# Project Proposal Title:
*Predicting Match Outcomes in the Game DoTA*

## Teammates
- Wyatt Churchman (jdr357)
- Segundo Sanchez (sas458)
- Ryan Kerlick (rak88)

## Project Abstract

In this project, we want to predict the outcome of DoTA 2 matches using real game data from the OpenDota JSON Data Dump. Each match contains a huge amount of numeric information, including player statistics, gold and XP graphs, combat logs, item usage, time-series data, and other gameplay metrics. Our plan is to convert these JSON objects into a large, high-dimensional numeric dataset (well over 10 million floats) and then build machine learning models on top of it.

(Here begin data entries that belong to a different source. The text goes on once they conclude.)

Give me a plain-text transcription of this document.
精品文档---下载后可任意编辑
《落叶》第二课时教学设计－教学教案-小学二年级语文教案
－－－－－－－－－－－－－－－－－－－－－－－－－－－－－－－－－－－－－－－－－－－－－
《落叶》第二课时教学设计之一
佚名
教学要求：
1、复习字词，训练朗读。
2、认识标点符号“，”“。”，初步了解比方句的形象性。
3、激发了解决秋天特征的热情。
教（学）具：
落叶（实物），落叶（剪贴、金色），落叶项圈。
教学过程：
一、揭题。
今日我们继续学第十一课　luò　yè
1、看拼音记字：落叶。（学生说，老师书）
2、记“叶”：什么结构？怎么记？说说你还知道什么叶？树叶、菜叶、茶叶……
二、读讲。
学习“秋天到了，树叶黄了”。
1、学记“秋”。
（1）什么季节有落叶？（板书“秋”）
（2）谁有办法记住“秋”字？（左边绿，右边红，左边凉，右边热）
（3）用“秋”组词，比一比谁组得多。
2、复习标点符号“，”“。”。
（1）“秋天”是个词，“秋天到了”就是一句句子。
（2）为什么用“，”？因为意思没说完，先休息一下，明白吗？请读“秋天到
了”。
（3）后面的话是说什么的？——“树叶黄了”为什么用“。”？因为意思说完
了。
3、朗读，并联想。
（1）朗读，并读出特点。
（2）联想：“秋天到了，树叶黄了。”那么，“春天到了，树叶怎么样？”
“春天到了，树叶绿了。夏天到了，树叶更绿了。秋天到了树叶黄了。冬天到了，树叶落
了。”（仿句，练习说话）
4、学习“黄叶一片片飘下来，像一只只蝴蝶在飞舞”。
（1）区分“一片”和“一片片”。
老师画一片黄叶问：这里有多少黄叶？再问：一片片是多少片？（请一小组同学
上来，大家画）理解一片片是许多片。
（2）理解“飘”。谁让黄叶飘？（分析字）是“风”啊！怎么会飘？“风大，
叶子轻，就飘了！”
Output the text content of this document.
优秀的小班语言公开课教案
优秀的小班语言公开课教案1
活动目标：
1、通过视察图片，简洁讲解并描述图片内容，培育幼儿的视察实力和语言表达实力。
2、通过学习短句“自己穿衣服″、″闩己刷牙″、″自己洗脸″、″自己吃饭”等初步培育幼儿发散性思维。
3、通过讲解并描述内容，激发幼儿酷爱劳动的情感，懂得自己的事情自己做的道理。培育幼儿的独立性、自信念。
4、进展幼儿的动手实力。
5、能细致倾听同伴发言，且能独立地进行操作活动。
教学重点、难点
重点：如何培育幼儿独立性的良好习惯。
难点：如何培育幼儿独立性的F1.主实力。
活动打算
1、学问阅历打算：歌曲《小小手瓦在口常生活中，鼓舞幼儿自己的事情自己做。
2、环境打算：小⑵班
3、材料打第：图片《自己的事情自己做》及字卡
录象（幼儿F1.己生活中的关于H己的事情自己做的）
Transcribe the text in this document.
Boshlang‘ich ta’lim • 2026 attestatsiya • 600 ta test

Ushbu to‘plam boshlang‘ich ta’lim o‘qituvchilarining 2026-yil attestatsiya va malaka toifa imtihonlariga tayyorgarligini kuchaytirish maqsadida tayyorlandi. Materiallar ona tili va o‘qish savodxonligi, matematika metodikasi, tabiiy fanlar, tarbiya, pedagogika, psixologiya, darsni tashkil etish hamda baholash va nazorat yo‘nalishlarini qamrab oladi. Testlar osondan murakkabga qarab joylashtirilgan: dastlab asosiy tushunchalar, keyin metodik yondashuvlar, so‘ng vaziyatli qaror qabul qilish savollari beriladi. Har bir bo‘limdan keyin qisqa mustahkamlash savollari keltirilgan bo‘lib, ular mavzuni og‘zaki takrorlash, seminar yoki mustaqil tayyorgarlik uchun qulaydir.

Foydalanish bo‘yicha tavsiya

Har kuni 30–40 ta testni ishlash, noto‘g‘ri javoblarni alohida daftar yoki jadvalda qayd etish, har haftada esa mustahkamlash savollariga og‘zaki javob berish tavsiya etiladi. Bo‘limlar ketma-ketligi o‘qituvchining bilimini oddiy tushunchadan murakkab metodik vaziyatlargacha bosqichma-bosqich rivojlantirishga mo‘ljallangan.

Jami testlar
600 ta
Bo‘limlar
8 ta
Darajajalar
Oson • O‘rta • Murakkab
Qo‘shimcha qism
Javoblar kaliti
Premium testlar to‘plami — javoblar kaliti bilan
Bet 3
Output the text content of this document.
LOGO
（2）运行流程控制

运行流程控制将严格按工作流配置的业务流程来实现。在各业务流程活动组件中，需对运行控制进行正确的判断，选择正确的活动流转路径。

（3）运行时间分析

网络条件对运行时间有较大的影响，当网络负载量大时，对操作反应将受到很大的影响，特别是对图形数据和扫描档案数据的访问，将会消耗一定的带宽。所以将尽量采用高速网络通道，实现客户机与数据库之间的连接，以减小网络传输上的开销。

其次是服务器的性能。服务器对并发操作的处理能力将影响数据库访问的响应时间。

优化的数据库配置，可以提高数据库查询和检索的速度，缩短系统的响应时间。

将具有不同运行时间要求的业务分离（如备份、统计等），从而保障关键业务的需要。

We will start with simple baseline models to see how well raw features predict whether the Radiant team wins. After that, we’ll use dimensionality-reduction and HD-curse mitigation techniques—like PCA, Random Projection, and APP—to see if they improve performance or reveal hidden structure in the matches. The goal is not just to predict the winner, but also to learn something interesting about playstyles, match patterns, and how high-dimensional features interact.

## Problem Statement
- *State the problem you propose and why it’s important.*

In competitive online games like DoTA, it’s extremely important to match players of similar skill levels. When a low-skill player gets paired against someone who is much more experienced, the outcome is almost always one-sided, which leads to frustration and a bad gameplay experience. At the same time, high-skill players don’t get much enjoyment from a match that offers no challenge. Over time, poor matchmaking can reduce player engagement and hurt the game’s long-term health and revenue.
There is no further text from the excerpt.